Date: 
Sunday, July 1, 2018 to Friday, August 31, 2018
Department: 
Computer Science
School: 
School of Engineering

Thematic Area: Education & Gender Equality

Project Guides: Dr. Maneesha Ramesh, Ms. Maya Menon, Mr. Ram Kumar, Ms. Uma G., and Mr. Krishna Nandan

International Partner: Nicholas Fennel and Emma Sumner, University of Manchester, U.K.
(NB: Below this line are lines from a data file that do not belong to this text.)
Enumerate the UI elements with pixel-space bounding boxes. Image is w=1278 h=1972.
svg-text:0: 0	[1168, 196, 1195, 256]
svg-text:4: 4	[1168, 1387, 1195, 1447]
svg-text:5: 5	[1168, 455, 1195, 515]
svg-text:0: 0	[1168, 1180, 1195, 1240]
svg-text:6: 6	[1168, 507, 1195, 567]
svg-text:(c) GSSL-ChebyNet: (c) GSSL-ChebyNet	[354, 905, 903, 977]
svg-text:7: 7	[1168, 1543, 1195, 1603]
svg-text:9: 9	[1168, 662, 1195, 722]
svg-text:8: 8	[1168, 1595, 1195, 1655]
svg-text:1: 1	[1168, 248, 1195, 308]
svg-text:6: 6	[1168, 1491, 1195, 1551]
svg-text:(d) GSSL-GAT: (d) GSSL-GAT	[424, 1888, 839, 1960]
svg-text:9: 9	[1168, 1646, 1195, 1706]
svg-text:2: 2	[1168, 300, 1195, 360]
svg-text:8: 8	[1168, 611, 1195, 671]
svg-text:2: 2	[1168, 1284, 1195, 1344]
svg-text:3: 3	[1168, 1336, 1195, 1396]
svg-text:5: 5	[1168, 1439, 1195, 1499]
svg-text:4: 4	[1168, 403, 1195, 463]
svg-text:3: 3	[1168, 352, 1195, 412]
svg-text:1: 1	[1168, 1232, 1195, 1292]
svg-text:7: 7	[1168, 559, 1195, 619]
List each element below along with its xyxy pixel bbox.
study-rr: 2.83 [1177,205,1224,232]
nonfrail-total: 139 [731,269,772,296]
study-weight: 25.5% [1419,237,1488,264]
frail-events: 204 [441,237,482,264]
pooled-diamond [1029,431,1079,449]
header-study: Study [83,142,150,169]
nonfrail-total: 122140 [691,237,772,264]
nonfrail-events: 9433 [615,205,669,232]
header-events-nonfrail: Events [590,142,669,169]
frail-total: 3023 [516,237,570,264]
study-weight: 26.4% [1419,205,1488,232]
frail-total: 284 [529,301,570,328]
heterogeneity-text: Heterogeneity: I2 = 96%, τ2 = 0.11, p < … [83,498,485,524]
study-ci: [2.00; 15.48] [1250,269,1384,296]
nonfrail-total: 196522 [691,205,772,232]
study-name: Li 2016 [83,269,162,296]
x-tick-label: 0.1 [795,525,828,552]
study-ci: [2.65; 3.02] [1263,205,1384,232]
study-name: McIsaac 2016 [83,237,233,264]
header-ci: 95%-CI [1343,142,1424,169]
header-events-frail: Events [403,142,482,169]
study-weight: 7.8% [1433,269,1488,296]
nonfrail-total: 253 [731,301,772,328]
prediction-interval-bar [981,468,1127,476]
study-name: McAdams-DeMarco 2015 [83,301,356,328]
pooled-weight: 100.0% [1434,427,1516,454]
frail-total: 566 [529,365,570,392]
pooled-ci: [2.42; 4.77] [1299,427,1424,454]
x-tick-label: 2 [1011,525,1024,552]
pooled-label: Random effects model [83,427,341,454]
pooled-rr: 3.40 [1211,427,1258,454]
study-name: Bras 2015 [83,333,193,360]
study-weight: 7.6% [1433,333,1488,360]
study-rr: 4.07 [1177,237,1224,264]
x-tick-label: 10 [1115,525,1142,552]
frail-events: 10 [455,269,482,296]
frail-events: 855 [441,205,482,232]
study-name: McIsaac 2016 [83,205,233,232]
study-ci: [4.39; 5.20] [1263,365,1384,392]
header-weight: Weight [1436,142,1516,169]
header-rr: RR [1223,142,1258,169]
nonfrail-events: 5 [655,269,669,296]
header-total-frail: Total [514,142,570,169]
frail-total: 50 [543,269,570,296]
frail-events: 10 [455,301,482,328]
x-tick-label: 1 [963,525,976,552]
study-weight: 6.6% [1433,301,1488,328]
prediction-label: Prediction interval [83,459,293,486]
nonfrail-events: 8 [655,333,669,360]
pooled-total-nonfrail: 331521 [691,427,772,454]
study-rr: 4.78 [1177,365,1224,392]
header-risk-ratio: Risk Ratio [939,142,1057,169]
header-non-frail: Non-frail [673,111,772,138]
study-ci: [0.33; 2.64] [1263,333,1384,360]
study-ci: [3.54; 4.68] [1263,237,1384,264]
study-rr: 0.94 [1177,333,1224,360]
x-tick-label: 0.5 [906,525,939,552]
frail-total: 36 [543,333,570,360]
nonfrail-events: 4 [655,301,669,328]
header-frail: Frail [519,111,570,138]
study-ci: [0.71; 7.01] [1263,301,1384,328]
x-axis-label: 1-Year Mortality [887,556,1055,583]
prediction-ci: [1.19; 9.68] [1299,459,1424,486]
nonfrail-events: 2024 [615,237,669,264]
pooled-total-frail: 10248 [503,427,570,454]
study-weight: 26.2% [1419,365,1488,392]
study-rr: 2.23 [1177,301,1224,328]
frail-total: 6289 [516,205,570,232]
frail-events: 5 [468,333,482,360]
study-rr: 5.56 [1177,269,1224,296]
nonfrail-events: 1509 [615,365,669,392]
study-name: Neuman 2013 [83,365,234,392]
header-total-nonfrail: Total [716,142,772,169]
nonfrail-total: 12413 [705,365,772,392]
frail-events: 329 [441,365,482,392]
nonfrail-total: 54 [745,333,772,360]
Amrita Partner: R.S.D Pragnavi, Sarath Chandrika K., K. Raj Kumar, and Mounika Ravuluri, Department of Computer Science and Engineering

Village: Deurbal, Chhattisgarh

Project Duration: 2 months


Identified Challenge & Aim:

Due to traditional practices of exclusively engaging in agricultural work, many village residents do not feel there is much value in educating their children as they will become farmers as well. This perception has adversely affected the attendance rates in schools as well as the quality of education provided by teachers, who face their own difficulties of strained resources and improper infrastructure. To increase school attendance and improve the quality of education, the team proposed using interactive and engaging online content in conjunction with traditional teaching methods.


The Study/Innovation:

Based on analysis of the previous field study and several subsequent group discussion, a plan was devised around two major features to be implemented within the classroom. The first is a mentoring scheme to encourage peer learning, and the second is the introduction of technology-based learning content and activities to increase and maintain student engagement in the curriculum. After several brainstorming sessions, the team designed an in-house software package enabling dynamic recording of sessions and a system to streamline and distribute the recordings onto a portable device such as a tablet or a smartphone. A simplistic front-end was specifically targeted to cater to students and teachers who were not 'tech savvy'. It was noted that most individuals of the village could learn on their own and navigate the software.




The Derubal team

The team spent time in the village testing the effectiveness of the two features in pre-planned lessons and assessments. Data from examinations were collected, alongside continuous feedback from stakeholders and in-class observations, to produce an overall picture on the success of the methods. From the data extracted from the written tests, it was found that the mentoring scheme worked well to improve understanding of the assessed topics. The feedback from stakeholders and the observations made during sessions suggested that the use of technology in the classroom had a positive effect.